Crecer y poder

Jorge Gómez Barata expresa que quienes influyen en los procesos políticos y sociales y determinan las tendencias del devenir son las élites
domingo, 14 de abril de 2024 · 10:34

Todas las corporaciones sociales: Estados, iglesias, empresas, escuelas y universidades, medios de difusión, formaciones militares, partidos políticos, equipos deportivos, corrientes estéticas e instituciones culturales y familias, cuentan con liderazgos sin los cuales no existirían. Así ha sido desde los clanes y las tribus hasta las mega naciones con cientos de millones de habitantes y las organizaciones supranacionales. Se trata del rol de las élites.

Al margen de lo que crean de sí mismos, en tanto individuos o masas, la mayoría de las personas son políticamente irrelevantes. Realmente quienes influyen en los procesos políticos y sociales y determinan las tendencias del devenir son las élites, al decir de Ortega y Gasset: “Minorías excelentes”.

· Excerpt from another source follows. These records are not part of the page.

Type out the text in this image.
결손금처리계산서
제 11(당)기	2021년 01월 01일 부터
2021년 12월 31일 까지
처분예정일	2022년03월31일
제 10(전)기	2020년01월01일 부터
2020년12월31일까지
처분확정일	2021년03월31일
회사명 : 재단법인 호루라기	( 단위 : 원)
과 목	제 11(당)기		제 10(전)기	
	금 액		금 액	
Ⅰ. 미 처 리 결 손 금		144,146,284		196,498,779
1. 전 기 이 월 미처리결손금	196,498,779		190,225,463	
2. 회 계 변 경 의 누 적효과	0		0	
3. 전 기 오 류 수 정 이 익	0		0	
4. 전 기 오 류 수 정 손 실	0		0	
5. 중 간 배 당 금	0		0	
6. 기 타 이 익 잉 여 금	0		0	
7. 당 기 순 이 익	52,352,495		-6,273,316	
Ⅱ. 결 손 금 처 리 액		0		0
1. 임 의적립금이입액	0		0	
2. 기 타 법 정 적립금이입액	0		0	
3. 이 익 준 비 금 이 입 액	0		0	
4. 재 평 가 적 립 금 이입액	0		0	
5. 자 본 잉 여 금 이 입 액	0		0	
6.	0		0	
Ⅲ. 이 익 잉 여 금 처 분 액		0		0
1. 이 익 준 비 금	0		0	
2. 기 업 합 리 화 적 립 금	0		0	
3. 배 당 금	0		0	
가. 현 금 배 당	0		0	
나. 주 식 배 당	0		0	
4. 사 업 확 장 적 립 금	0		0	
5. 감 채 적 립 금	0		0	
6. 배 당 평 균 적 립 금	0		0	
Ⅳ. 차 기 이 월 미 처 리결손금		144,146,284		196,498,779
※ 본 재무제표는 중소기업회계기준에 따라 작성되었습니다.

Excepto algunos enfoques ideológicos y movimientos políticos que equivocadamente o en ejercicios demagógicos, ponderan excesivamente el papel de las mayorías, afirmando que “las masas hacen la historia”, las sociedades no tienen nada contra las élites a las que aprecian y admiran por su excelencia, cosa que también puede exagerarse llegando a la sacralización de los liderazgos.

A pesar de la enorme influencia de los sistemas escolares y las iglesias, de los medios de información y de la acción manipuladora de las entidades dedicadas a la promoción de determinadas ideologías, usualmente las personas creen en lo que quieren creer. Es su derecho.

A pesar de la experiencia de Italia, el país donde nació el fascismo, la pertenencia de ese país al eje Berlín-Roma-Tokio y las enormes campañas anticomunista antes y después de la II Guerra Mundial, en la posguerra y hasta la crisis del Socialismo Real, el Partido Comunista de Italia fue la segunda fuerza política de su país y el mayor de todo Occidente. Un militante de aquel partido me enseñó que las personas, creen en lo que quieren creer. Es el milagro de la libertad de conciencia.

Muchas veces he usado ese argumento que esgrimí hace unos 10 años, cuando durante una conferencia ante rectores de universidades estadounidenses, uno de ellos manifestó: “¿No temes -me dijo- que, al normalizar las relaciones con Estados Unidos, dadas las asimetrías, la fuerza de la tradición y la opulencia de su presencia, la cultura norteamericana se trague a la de tu país…?”

Tal vez usted -le dije- me podría explicar por qué la cultura estadounidense no se ha tragado a la de Puerto Rico ni a la de México, tampoco a la de Japón ni a la de Filipinas, donde me han dicho que se habla más inglés que tagalo. Por otra parte, en Los Ángeles hay más hispanos que en Madrid. El fenómeno de las identidades culturales -sentencié-, es más complicado de lo que suele suponerse. Otras cosas son las percepciones ideológicas de ese y otros fenómenos.

Algunas personas, sobre todo los militantes políticamente activos, ilustrados y con perfiles ideológicos definidos, a contrapelo de lo que cree la mayor parte de la humanidad, como ocurre con los ateos, defienden con indeclinable firmeza sus ideales o los ideales que le han inculcado.

En ocasiones tales comportamientos se asocian a la fidelidad a determinados líderes, practicando una especie de culto a la personalidad a partir de lo cual se acepta todo cuanto dicen u orientan y, cuando algo no parece adecuado, miran para otro lado. Por lo común, admitir que han estado equivocados no forma parte de su credo.

No es extraño que tales posiciones, por efecto de inescrutables fenómenos culturales y políticos, comprometan el destino de países completos e incluso de la humanidad. Los partidarios de Donald Trump podrían otorgarle otra vez la Presidencia de los Estados Unidos, aun cuando ello implique enormes riesgos para la salud y estabilidad del sistema políticos y la democracia, no sólo en ese país.

En términos generales estos fenómenos forman parte de los intercambios de opiniones e ideas que enriquecen los debates sociales y la vida política contemporánea, regida por la certeza de que la verdad es mezcla y es siempre relativa y la disposición atribuida François-Marie Arouet (Voltarie), uno de los más transgresores intelectuales de todos los tiempos, quien en defensa de Claude-Adrien Helvétius (Helvecio) escribió: Desapruebo lo que dice, pero defenderé hasta la muerte su derecho a decirlo.